IG-R-3: Water procurement in the processing industry
2023 Monitoring Report on the German Strategy for Adaptation to Climate Change
2023 Monitoring Report on the German Strategy for Adaptation to Climate Change
Water-saving enterprises are better equipped to cope with the impacts of climate change. In the processing industry, water procurement decreased significantly since 1991. However, this decrease was less significant from 2001 onwards. If one relates the water procurement to the gross value added, a stronger, equally significant decrease becomes apparent. This means that more value is generated with the same amount of water – in other words, water is used more efficiently.
Any thermal discharge from industrial and commercial enterprises is subject to the same legal regulations as energy plants. Therefore, industrial and commercial enterprises might encounter situations where they have to decrease their thermal discharge thus reducing their productive output in order to comply with the discharge conditions laid down in their licence. This risk often perceived as an abstract concept actually arose, for example, in the hot summers of 2003, 2006 and 2018, when owing to prolonged heat and drought, restrictions were imposed on thermal discharge into various water bodies. In the summers of 2020 and 2022 production activities did not have to be reduced. However, for the river Rhine warning level 1 was declared owing to high water temperatures.
The changing climatic conditions may lead to such dry and hot phases occurring more frequently in future, becoming more intensive and more prolonged. As shown by the hot and dry summers of recent years, the heat can also cause the temperatures in watercourses to rise in summer months (cf. Indicator WW-I-10) and discharge volumes decrease (cf. Indicator WW-I-3). Apart from challenges caused by low water levels (cf. Indicators WW-I-6 and VE-I-2) situations may arise more frequently where feeding back used and heated coolant water or the abstraction of water for cooling purposes would be permitted only in limited amounts. Industrial processes that are, as far as possible, independent of water resources are better equipped for the impacts of climate change than processes which require a lot of water. In order to use as little water as possible in terms of raw or processing material, and in order to use the abstracted water as efficiently as possible, companies might for instance consider embracing an in-house water management system, using water in a circulatory system, employing water-saving technologies or using other substances such as emulsions in lieu of water.
An important starting point for the processing industry in this context is, above all, the economical use of coolant water in production processes and regarding in-house energy production. Currently, coolant water use accounts for roughly three quarters of the entire water use in this sector. Besides, the abstraction of water for refrigeration purposes and the discharge of used coolant water are subject to temperature-related regulations, which may lead to restrictions being imposed on production during hot summer months. The abstraction of water for production-specific or personnel-related purposes, however, is less dependent on temperatures.
The water procurement in the processing industry is composed of a company’s own water withdrawal plus their external water supply, for instance from the public water supply or from other companies, facilities and associations, minus water delivery to third parties. After 1991, water procurement first decreased considerably. At that time, it amounted to 700 million cubic metres, still approximately 50 % more than the procurement in 2001. Ever since, the value has been fluctuating around 5,500 million cubic metres annually.
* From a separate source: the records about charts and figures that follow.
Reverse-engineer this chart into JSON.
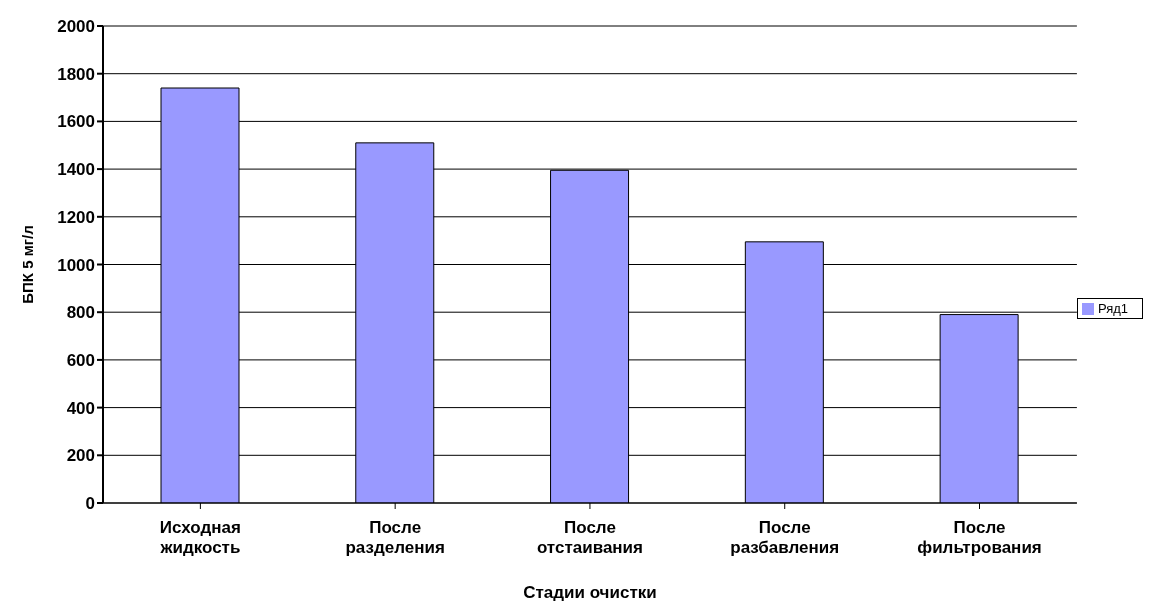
{
  "chart_data": {
    "type": "bar",
    "xlabel": "Стадии очистки",
    "ylabel": "БПК 5 мг/л",
    "categories": [
      "Исходная жидкость",
      "После разделения",
      "После отстаивания",
      "После разбавления",
      "После фильтрования"
    ],
    "series": [
      {
        "name": "Ряд1",
        "color": "#9999ff",
        "values": [
          1740,
          1510,
          1395,
          1095,
          790
        ]
      }
    ],
    "ylim": [
      0,
      2000
    ],
    "yticks": [
      0,
      200,
      400,
      600,
      800,
      1000,
      1200,
      1400,
      1600,
      1800,
      2000
    ],
    "grid": "y",
    "legend": "right"
  }
}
If one relates water procurement to the price-adjusted valued added, the strong decline in the years after 1991 continues also after 2001. In the processing industry the water procurement in 2019 amounted to almost 30 % below the value of 2001. This means that it was possible, even after the turn of the millennium, to attain a continuous increase in the efficiency of water use and – at an almost identical volume of water – it that it was possible to generate greater added value. At the same time, however, the figures also show that in the processing sector, despite a distinctly rising value added, it was still possible to reduce the water procurement slightly overall since 2001.